In the past 10 years, I have become a great proponent of “just enough process” – trying to take what I have learned from the heavy processes on the military projects, and apply what makes sense in a small, product-oriented environment, while leaving much of the “weight” behind. In the period from about 1998 through 2002 (the last time I directly managed development projects) I was greatly impressed with agile processes. While we never fanatically applied any of the agile methodologies, we did adopt many aspects, such as user stories, iterative incremental development, and test driven development. Some aspect just did not fit our environment (such as pair-programming).

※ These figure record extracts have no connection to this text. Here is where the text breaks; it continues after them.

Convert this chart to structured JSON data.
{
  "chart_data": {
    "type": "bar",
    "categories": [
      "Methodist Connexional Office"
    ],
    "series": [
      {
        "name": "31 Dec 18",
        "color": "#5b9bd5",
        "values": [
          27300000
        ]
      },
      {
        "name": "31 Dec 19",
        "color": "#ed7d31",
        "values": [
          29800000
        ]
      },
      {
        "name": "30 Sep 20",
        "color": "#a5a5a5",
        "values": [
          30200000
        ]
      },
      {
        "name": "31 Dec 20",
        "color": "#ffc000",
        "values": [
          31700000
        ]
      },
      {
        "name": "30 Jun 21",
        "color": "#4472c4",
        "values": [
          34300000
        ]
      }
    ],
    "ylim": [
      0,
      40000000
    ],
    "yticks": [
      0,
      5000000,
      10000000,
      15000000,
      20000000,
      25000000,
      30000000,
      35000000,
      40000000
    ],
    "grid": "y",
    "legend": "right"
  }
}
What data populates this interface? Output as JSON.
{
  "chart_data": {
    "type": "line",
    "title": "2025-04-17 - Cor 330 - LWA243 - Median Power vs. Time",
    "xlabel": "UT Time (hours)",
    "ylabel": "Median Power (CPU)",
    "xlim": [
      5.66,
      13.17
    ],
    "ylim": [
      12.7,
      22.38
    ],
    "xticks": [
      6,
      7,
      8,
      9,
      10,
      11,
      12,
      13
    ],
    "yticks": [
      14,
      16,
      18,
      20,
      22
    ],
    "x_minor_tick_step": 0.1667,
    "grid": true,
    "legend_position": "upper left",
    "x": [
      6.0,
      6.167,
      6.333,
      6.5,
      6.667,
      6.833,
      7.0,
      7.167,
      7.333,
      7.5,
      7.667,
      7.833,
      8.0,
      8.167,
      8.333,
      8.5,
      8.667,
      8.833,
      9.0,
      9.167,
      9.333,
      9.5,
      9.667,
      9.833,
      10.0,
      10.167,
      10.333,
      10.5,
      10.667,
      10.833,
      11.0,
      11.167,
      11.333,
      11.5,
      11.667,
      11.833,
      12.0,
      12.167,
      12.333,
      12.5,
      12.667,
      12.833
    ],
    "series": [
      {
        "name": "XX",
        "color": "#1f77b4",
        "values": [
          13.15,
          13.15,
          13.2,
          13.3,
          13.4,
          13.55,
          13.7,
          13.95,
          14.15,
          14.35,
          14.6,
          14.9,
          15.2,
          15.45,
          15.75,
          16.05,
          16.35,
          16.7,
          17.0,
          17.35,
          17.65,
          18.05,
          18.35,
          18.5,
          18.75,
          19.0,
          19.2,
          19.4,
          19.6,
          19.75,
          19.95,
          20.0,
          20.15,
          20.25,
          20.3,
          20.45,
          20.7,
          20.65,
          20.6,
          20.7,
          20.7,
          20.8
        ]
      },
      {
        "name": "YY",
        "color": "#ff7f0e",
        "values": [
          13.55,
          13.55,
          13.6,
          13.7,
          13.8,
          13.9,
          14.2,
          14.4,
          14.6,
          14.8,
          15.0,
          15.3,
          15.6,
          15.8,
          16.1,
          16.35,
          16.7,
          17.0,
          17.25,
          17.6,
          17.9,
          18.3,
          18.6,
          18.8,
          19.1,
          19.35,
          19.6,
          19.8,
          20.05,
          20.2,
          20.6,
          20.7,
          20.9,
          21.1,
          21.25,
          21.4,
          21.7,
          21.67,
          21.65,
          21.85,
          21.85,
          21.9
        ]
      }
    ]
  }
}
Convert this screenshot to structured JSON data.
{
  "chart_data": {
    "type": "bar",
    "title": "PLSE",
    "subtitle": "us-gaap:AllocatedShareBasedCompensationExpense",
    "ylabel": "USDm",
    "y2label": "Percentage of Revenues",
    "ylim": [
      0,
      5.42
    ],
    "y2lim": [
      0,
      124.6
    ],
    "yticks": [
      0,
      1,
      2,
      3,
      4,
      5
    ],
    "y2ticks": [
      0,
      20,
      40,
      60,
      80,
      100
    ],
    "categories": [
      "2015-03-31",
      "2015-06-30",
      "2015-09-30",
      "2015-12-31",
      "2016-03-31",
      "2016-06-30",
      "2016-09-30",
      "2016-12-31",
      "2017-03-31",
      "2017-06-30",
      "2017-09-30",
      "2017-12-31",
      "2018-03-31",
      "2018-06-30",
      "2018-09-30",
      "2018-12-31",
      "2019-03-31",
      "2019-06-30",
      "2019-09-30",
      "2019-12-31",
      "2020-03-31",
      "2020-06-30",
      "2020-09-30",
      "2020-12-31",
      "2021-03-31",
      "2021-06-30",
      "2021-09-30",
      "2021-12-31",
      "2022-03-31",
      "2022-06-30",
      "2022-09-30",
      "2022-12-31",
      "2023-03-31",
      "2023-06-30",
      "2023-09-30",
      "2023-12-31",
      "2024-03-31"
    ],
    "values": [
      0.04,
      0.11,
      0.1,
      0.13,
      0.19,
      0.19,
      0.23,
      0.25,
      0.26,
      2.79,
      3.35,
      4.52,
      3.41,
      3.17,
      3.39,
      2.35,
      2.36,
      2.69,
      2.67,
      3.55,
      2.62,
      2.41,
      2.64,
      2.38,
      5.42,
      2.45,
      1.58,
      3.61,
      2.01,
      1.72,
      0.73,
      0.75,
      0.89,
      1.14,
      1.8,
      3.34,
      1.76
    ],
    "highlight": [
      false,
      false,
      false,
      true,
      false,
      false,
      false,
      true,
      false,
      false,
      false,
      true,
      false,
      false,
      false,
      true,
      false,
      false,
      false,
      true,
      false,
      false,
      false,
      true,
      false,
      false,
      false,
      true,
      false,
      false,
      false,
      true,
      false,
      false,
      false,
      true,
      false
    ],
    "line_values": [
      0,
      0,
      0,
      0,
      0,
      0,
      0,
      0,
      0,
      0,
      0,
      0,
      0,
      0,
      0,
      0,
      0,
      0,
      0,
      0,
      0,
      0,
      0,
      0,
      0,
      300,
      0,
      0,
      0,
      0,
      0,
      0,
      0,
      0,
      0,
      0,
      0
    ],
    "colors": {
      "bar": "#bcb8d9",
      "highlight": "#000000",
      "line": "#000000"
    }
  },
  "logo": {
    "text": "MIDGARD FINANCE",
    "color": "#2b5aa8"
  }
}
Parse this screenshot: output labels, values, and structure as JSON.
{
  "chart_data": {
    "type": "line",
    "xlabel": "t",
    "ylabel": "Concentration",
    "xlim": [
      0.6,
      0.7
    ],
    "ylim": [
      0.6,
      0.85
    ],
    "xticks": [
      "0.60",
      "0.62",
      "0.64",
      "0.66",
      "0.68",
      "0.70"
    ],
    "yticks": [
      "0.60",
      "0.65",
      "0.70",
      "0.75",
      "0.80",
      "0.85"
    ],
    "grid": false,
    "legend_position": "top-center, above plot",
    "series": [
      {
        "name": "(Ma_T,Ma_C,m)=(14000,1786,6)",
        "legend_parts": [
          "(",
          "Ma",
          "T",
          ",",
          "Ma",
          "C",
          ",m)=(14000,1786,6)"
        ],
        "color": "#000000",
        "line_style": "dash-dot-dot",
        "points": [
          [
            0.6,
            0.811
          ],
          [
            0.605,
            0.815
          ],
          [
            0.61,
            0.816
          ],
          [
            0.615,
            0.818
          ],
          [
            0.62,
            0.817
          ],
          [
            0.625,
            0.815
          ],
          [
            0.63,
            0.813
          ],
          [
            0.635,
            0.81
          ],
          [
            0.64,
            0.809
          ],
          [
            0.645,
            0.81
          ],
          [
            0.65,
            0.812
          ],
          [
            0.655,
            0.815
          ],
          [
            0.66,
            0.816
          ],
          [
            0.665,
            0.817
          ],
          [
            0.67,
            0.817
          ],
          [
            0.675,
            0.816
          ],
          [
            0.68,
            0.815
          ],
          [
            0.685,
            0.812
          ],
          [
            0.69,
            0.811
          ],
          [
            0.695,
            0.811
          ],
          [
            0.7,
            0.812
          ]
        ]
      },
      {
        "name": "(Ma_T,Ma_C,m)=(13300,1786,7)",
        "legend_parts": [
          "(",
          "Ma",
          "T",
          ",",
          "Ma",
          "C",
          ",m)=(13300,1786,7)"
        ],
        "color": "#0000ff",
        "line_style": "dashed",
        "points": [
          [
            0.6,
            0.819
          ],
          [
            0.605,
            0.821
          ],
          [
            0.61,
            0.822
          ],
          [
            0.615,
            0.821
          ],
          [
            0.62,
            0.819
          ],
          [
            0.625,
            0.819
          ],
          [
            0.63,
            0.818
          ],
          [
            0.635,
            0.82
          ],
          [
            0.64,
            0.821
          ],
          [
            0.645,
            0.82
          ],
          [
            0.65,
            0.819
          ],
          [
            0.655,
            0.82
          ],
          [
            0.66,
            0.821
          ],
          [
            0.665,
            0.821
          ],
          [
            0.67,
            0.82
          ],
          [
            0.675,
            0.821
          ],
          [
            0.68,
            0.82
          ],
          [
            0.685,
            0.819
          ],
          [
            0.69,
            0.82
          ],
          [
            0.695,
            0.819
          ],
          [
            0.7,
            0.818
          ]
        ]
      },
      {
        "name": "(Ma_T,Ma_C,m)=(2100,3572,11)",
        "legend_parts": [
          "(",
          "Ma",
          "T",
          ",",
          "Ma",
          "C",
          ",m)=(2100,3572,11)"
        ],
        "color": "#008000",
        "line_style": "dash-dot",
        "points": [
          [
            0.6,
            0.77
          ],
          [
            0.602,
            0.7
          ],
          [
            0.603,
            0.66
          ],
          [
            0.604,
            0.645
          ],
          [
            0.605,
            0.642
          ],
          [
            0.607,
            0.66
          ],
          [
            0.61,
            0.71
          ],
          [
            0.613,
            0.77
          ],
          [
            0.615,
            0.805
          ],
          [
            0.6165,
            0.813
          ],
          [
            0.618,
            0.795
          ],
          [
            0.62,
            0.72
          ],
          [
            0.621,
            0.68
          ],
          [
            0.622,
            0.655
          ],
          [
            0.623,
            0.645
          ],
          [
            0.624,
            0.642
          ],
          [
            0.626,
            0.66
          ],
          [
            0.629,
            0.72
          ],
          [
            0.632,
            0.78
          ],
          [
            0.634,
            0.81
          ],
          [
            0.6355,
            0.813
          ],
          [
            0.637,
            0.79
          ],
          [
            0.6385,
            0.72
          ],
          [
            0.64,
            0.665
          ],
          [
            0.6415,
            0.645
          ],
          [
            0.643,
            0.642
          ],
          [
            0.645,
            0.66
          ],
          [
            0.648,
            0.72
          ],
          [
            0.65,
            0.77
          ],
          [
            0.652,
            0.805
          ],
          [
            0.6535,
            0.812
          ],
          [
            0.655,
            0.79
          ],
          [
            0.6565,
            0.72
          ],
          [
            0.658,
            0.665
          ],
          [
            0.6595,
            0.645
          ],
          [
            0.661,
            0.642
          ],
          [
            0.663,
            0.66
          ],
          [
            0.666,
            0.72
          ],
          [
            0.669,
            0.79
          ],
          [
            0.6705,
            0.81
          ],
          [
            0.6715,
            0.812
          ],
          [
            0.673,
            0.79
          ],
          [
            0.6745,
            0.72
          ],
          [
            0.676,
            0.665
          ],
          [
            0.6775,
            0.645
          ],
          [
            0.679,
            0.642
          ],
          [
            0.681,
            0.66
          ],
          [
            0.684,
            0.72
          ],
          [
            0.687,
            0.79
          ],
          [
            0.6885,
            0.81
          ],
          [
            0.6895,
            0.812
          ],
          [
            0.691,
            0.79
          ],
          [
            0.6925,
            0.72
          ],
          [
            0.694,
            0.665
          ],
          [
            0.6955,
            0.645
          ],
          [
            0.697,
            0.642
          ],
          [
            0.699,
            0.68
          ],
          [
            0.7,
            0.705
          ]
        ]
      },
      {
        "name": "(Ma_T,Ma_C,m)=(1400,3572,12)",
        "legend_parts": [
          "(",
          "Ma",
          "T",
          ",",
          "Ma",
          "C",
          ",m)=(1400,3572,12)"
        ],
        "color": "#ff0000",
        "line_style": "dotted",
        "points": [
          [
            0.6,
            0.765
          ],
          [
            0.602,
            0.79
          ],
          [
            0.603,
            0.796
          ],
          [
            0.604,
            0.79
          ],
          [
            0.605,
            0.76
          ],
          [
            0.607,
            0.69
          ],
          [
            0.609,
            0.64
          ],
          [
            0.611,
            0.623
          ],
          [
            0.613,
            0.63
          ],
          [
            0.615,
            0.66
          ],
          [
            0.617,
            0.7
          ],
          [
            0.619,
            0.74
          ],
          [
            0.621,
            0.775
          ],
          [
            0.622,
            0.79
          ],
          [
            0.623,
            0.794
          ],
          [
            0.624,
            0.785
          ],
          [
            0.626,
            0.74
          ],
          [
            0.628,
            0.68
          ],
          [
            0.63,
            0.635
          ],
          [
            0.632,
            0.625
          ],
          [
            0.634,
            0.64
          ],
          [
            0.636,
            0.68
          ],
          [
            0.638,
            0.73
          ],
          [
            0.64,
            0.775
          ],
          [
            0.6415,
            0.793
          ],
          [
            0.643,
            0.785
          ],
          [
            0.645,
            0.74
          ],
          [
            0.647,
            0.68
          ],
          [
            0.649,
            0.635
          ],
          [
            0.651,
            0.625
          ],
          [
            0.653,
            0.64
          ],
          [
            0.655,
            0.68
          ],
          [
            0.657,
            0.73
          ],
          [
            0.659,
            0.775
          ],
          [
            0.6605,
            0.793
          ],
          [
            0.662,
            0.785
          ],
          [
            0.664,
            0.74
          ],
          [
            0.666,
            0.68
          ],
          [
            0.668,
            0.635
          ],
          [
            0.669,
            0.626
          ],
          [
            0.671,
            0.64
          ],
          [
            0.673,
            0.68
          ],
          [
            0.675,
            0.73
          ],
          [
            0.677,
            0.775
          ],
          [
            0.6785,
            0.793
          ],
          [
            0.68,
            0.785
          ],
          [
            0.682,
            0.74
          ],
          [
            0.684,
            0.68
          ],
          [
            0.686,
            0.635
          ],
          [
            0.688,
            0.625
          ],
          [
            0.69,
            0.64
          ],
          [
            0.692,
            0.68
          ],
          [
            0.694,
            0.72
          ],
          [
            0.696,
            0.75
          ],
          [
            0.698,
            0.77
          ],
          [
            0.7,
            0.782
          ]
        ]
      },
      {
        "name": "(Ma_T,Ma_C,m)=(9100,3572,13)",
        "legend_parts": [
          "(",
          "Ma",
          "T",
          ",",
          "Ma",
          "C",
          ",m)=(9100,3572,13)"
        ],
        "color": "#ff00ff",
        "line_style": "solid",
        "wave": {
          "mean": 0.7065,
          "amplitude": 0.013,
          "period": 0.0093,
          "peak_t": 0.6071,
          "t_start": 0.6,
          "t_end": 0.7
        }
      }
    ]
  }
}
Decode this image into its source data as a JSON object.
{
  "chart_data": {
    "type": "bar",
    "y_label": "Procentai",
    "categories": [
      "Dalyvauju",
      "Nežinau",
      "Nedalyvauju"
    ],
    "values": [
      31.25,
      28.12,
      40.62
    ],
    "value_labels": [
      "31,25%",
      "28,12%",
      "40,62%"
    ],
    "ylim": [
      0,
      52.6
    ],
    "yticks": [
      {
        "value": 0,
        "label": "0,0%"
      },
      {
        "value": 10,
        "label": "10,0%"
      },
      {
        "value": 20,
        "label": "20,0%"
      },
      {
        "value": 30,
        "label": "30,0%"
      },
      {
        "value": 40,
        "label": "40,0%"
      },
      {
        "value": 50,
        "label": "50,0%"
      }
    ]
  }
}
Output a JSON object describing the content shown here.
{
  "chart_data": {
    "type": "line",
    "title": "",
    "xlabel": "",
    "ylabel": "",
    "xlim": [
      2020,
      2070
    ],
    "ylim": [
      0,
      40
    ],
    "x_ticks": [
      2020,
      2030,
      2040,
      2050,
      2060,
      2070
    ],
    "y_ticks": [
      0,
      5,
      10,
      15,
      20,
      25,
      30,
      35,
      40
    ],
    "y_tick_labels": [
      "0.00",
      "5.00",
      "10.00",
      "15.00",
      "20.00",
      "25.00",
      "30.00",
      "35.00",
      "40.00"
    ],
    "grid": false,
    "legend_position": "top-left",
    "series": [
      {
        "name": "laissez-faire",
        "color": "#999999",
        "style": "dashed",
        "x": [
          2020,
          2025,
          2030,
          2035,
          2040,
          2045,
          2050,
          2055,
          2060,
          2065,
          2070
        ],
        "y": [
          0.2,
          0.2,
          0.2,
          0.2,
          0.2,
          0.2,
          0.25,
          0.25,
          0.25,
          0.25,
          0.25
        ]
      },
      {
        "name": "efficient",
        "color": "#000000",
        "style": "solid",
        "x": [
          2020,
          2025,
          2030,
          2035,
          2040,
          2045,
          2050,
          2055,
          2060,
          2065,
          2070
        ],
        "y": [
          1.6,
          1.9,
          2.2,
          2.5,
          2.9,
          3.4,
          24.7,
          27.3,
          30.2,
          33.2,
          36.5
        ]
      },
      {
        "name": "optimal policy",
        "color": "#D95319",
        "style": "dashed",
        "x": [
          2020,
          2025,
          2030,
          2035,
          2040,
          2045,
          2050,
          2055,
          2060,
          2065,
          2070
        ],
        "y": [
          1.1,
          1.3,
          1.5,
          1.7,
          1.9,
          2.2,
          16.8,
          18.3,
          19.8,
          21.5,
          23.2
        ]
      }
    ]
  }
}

We had a fair amount of success using this approach, and many aspects of agile development are still in use.
Getting back to the topic at hand (why IT executives do not embrace Agile processes), from my perspective, agile processes are definitely viable and advantageous in certain contexts. Also, “heavy” processes certainly do not guarantee success. My feeling is that there is a time and place for both kinds of process. As in most things, it is important to have a number of tools at your disposal, and to have the knowledge of when it is appropriate to use these tools. Remember, an idea is a dangerous thing when it is the only one you have (didn’t I use that a couple of days ago?).
For example, I think it is entirely innappropriate to use “heavy” processes in small, commercial product development. Similarly, as an IT executive, I would be extremely hesitant to use an Agile process on a large, complex development project, because I have not seen sufficient evidence of the viability of the approach.
It all comes down to using the right tools in the right situations.